Bundesliga

Demirovic: "Manchmal gab es Tage, an denen ich mich eingeschlossen habe"

Augsburgs Top-Scorer über Abstiegskampf und seine Vita

Demirovic: "Manchmal gab es Tage, an denen ich mich eingeschlossen habe"

Ermedin Demirovic fühlt sich beim FC Augsburg in seiner Karriere angekommen.

Ermedin Demirovic fühlt sich beim FC Augsburg in seiner Karriere angekommen. IMAGO/HMB-Media

Als das Bild bei Facetime erscheint, sind im Hintergrund ein paar Lichter und viel Beton zu erkennen. Ermedin Demirovic grinst ein lautes "Servus" in die Kamera und grüßt im Hoodie aus dem Bauch der Augsburger WWK-Arena.

"Es gibt für mich keinen Gegner, den wir nicht schlagen können"

Mit dem FCA kämpft Demirovic gerade wieder mehr denn je um den Klassenverbleib in der Bundesliga. Eine mal aussichtsreiche Position hat die Mannschaft von Enrico Maaßen verspielt und jetzt nur noch drei Punkte Vorsprung auf den Relegationsrang 16. An einem weiteren Jahr im Oberhaus hat Demirovic aber - natürlich - keinen Zweifel: "Es gibt für mich keinen Gegner, den wir nicht schlagen können", sagt der Angreifer dem kicker. "Wir haben zuhause gegen Bayern gewonnen, fast gegen Leipzig gewonnen."

In den finalen Wochen warten mit Union, Bochum, Dortmund und Gladbach nochmal vier Härtetests. "Jeder bei uns weiß, worum es geht", verspricht Demirovic. "Es liegt nur an uns." Und ganz besonders an ihm.
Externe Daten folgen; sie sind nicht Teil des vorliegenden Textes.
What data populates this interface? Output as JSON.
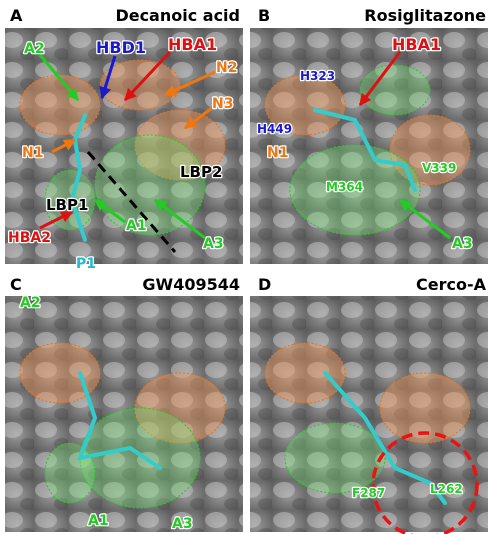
{
  "panels": [
    {
      "letter": "A",
      "title": "Decanoic acid",
      "labels": [
        "A2",
        "HBD1",
        "HBA1",
        "N2",
        "N3",
        "N1",
        "LBP2",
        "LBP1",
        "HBA2",
        "P1",
        "A1",
        "A3"
      ]
    },
    {
      "letter": "B",
      "title": "Rosiglitazone",
      "labels": [
        "H323",
        "HBA1",
        "H449",
        "N1",
        "V339",
        "M364",
        "A3"
      ]
    },
    {
      "letter": "C",
      "title": "GW409544",
      "labels": [
        "A2",
        "A1",
        "A3"
      ]
    },
    {
      "letter": "D",
      "title": "Cerco-A",
      "labels": [
        "F287",
        "L262"
      ]
    }
  ]
}
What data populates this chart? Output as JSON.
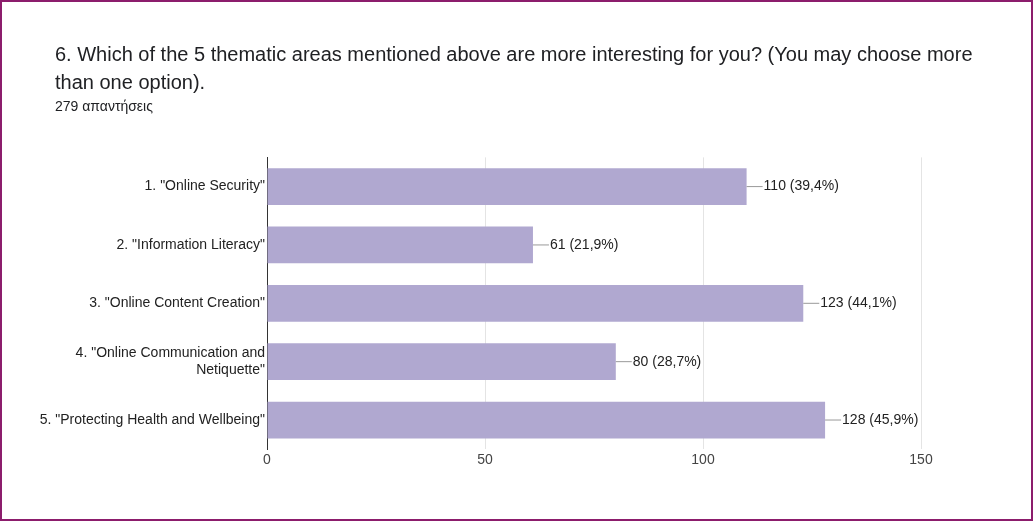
{
  "chart_data": {
    "type": "bar",
    "orientation": "horizontal",
    "title": "6. Which of the 5 thematic areas mentioned above are more interesting  for you? (You may choose more than one option).",
    "subtitle": "279 απαντήσεις",
    "categories": [
      "1. \"Online Security\"",
      "2. \"Information Literacy\"",
      "3. \"Online Content Creation\"",
      "4. \"Online Communication and Netiquette\"",
      "5. \"Protecting Health and Wellbeing\""
    ],
    "values": [
      110,
      61,
      123,
      80,
      128
    ],
    "value_labels": [
      "110 (39,4%)",
      "61 (21,9%)",
      "123 (44,1%)",
      "80 (28,7%)",
      "128 (45,9%)"
    ],
    "color": "#b0a8d0",
    "xlim": [
      0,
      150
    ],
    "xticks": [
      0,
      50,
      100,
      150
    ],
    "grid": "x",
    "legend": false
  }
}
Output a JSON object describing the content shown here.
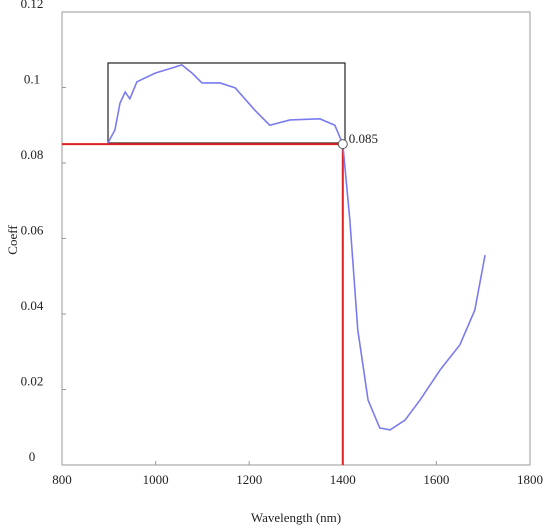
{
  "chart_data": {
    "type": "line",
    "x_label": "Wavelength (nm)",
    "y_label": "Coeff",
    "x": [
      898,
      913,
      924,
      935,
      945,
      960,
      999,
      1041,
      1056,
      1078,
      1099,
      1138,
      1170,
      1212,
      1244,
      1287,
      1351,
      1383,
      1400,
      1415,
      1432,
      1454,
      1479,
      1501,
      1533,
      1565,
      1608,
      1650,
      1682,
      1704
    ],
    "series": [
      {
        "color": "#7b7bf0",
        "values": [
          0.0853,
          0.0887,
          0.0959,
          0.0988,
          0.097,
          0.1015,
          0.1038,
          0.1054,
          0.106,
          0.1038,
          0.1012,
          0.1012,
          0.0999,
          0.094,
          0.09,
          0.0914,
          0.0917,
          0.09,
          0.085,
          0.065,
          0.0358,
          0.0172,
          0.0098,
          0.0093,
          0.0119,
          0.0172,
          0.0252,
          0.0318,
          0.041,
          0.0556
        ]
      }
    ],
    "xlim": [
      800,
      1800
    ],
    "xticks": [
      800,
      1000,
      1200,
      1400,
      1600,
      1800
    ],
    "ylim": [
      0,
      0.12
    ],
    "yticks": [
      0,
      0.02,
      0.04,
      0.06,
      0.08,
      0.1,
      0.12
    ],
    "annotation": {
      "x": 1400,
      "y": 0.085,
      "label": "0.085",
      "color": "#e02020"
    }
  }
}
In Abwesenheit seines verletzten Kumpels Mergim Berisha avancierte Demirovic mit einem artistischen Tor beim 1:1 in Frankfurt am vergangenen Wochenende zum neuen Augsburger Topscorer. "Ich will mit Leistung vorangehen", sagt der, der sich selbst als Führungsspieler sieht und aktuell durchaus mit Leistung vorangeht. "An mir können sich Spieler anlehnen und hochziehen."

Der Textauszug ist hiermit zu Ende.